Estreia na direção do aclamado ator Wagner Moura debate a liberdade e recupera a história de uma das figuras políticas mais polêmicas do Brasil.
Dois anos depois de sua estreia no Festival Internacional de Berlim, “Marighella“, longa que marca a estreia do ator Wagner Moura na direção, chega aos cinemas do Brasil. Baseado no romance “Marighella: O guerrilheiro que incendiou o mundo“, de Mário Magalhães, o filme tem o roteiro assinado pelo diretor junto a Felipe Braga (da série “Sintonia“), e reconta momentos dos últimos anos da vida do poeta, escritor, ex-deputado e líder revolucionário baiano na luta contra a Ditadura Militar.
O projeto tem causado polêmica desde sua produção, seja por tratar da cinebiografia de um líder comunista num momento politicamente conservador do país, ou mesmo pela escalação de Seu Jorge no papel título. O fato é que “Preto”, como Marighella era chamado pelos amigos, ganha vida numa interpretação brilhante do cantor/ator e o filme de Moura se torna um dos principais lançamentos cinematográficos do país em tempos, não apenas pelas qualidades técnicas, mas por seu valor cultural e político. Goste do biografado ou não.
A linha narrativa que conduz a história é a relação entre o revolucionário e seu filho de 15 anos. Nesse sentido, é a história de um homem forçado a se afastar do filho enquanto luta contra um regime político opressivo que prende, tortura e mata seus conterrâneos. O filho vai para a Bahia viver protegido, enquanto Marighella permanece no centro urbano, afim de organizar a luta armada contra a ditadura. Enquanto isso, as forças da repressão se organizam em sua caçada e na de seu bando, com apoio da diplomacia dos EUA e liderados por um detetive com sangue nos olhos (Bruno Gagliasso), cujo único objetivo é “matar preto e matar vermelho”.
O contexto repressivo em que a história se passa não encontra melhor timing para ser debatido no Brasil e o roteiro tem uma meia dúzia de sutis indiretas aos arroubos autoritários contemporâneos, que em alguns sentidos se assemelham aos dos anos 60. Antítese do que alguns hoje defendem, a obra foi atacada antes mesmo de sua estreia por robôs digitais, milícias ideológicas que encheram o site do IMDb com más avaliações.
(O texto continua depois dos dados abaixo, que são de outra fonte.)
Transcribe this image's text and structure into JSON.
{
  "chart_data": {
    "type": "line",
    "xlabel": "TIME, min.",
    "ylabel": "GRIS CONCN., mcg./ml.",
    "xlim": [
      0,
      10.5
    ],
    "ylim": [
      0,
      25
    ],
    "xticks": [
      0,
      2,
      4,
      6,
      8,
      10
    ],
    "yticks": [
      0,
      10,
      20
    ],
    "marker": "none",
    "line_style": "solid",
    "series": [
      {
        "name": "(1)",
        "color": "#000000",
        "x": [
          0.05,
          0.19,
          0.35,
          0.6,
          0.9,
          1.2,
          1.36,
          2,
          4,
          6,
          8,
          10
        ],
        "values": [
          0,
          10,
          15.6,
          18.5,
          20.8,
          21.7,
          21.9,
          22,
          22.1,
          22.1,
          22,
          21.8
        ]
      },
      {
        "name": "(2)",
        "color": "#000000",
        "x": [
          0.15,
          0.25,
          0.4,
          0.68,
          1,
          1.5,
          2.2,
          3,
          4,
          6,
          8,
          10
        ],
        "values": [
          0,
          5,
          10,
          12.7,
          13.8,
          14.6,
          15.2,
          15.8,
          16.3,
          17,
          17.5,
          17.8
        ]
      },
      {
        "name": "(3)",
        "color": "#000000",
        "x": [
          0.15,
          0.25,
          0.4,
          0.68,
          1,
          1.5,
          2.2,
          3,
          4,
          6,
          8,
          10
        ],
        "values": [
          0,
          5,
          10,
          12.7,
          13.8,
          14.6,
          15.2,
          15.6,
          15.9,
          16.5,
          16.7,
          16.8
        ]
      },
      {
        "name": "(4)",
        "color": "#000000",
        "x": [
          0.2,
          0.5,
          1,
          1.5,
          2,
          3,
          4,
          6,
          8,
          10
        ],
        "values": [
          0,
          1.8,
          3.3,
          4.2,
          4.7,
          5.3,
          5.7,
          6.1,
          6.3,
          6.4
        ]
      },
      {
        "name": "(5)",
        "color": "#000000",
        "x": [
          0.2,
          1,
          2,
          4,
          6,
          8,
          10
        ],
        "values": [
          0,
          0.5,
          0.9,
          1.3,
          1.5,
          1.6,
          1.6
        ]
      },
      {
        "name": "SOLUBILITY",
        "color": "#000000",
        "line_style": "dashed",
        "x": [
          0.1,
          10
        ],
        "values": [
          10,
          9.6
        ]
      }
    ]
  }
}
A página do filme chegou a sair do ar e o site foi, por isso, forçado a mudar suas regras de avaliação.
A direção de Moura, com fotografia do argentino Adrien Teijido, dá um tom de aventura policial necessária para que a história não escorregue para a cinebiografia romantizada, embora haja uma clara abordagem favorável ao protagonista, numa clássica jornada de herói. Melhor do que a câmera tremida, estilo “Tropa de Elite” ou “Cidade de Deus“, é a escolha por belíssimos planos sequências que coroam todo o filme. Sobretudo o plano inicial, que abre o filme, passado em um trem, num estilo parecido com o famoso plano sequência de Juan José Campanella e Félix Monti em “O Segredo dos seus Olhos” (2009).
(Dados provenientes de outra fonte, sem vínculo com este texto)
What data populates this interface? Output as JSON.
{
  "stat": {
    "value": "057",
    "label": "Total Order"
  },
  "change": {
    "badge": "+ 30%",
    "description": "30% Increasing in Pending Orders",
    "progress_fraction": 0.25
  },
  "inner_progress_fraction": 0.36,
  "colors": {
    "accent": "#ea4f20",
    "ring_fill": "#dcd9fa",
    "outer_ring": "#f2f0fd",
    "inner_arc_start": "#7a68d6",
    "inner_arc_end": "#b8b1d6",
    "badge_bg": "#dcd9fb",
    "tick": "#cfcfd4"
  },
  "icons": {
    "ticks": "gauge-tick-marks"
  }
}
É um prazer assistir a um drama histórico bem feito, com alto valor de produção, em que a reconstituição de época não parece uma obra forçada ou evidentemente artificial. Com orçamento indicado de US$ 4 milhões, entende-se a longa lista de coprodutores associados e fundos de financiamento necessários para sua realização. Repleto de cenas externas, é admirável como vemos vida em cada elemento de cena, mesmo os de segundo plano. Com isso, para quem vive ou conhece o centro do Rio e de São Paulo, são vários os espaços reconhecíveis e causa espanto ver tamanha transformação a fim de nos transportar aos anos 60, os “anos de chumbo” no Brasil.
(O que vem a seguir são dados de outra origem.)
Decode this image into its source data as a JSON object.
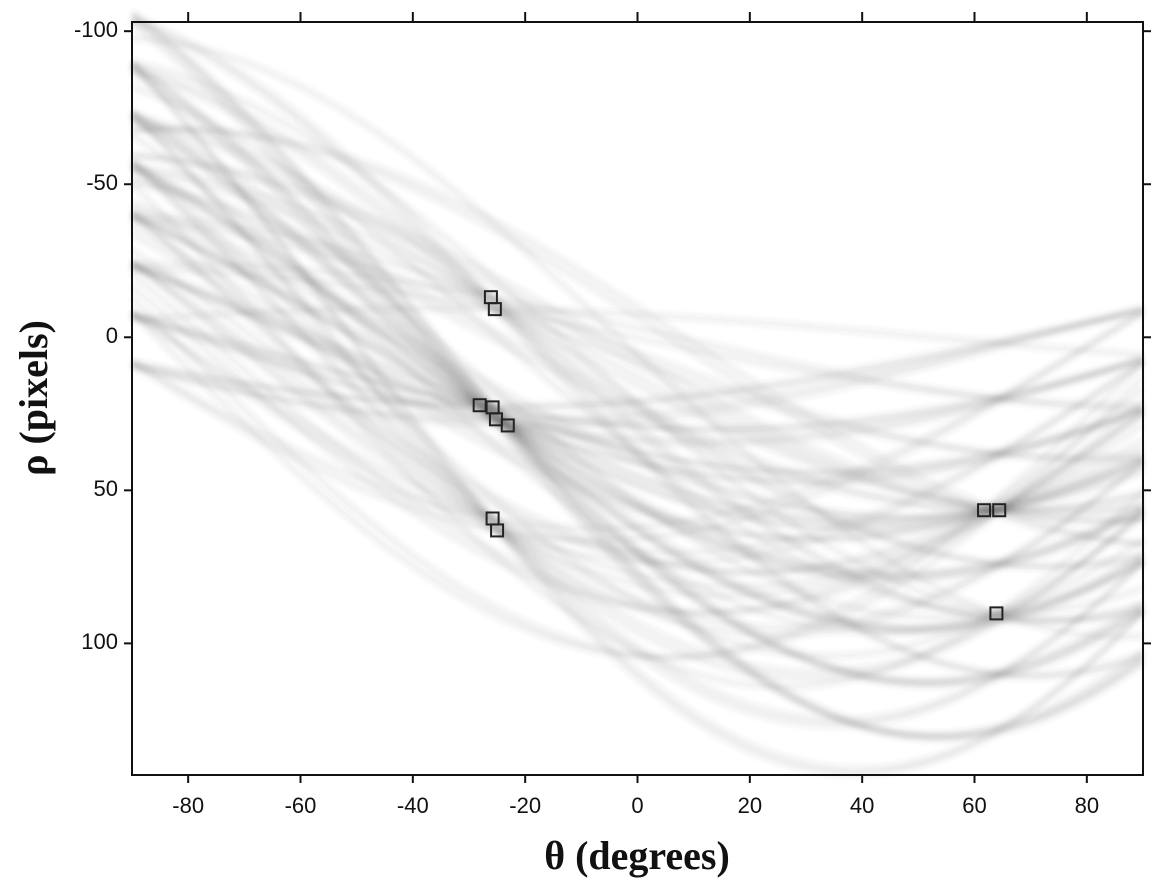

Depois de um longo drama para seu lançamento, adiado tanto por conta da pandemia, quanto pelo boicote da atual gestão da Agência Nacional de Cinema (Ancine) a sua distribuição, “Marighella” chega aos cinemas nacionais em 4 de novembro, aniversário de 52 anos de sua morte, assassinado por forças da repressão militar numa emboscada em São Paulo. Seu papel na História do Brasil ainda está em disputa entre aqueles que o acusam e os que o têm como herói.
O maior sucesso do filme de Moura é trazer ao debate essa figura central da nossa história política recente, ainda que com um viés claro sobre o personagem, o que não agradará a todes. Sendo Seu Jorge como Marighella, trazer essa figura sob a ótica de nossos tempos carrega uma mensagem muito clara, apontando um país que ainda hoje considera homens pretos, pobres, mulheres e outras minorias que ousam erguer sua voz como “inimigos do Brasil”. De qual Brasil se referem esses homens fardados que sequestram a liberdade de um povo, qual visão de país eles defendem, é o que todos os corajosos ousam questionar.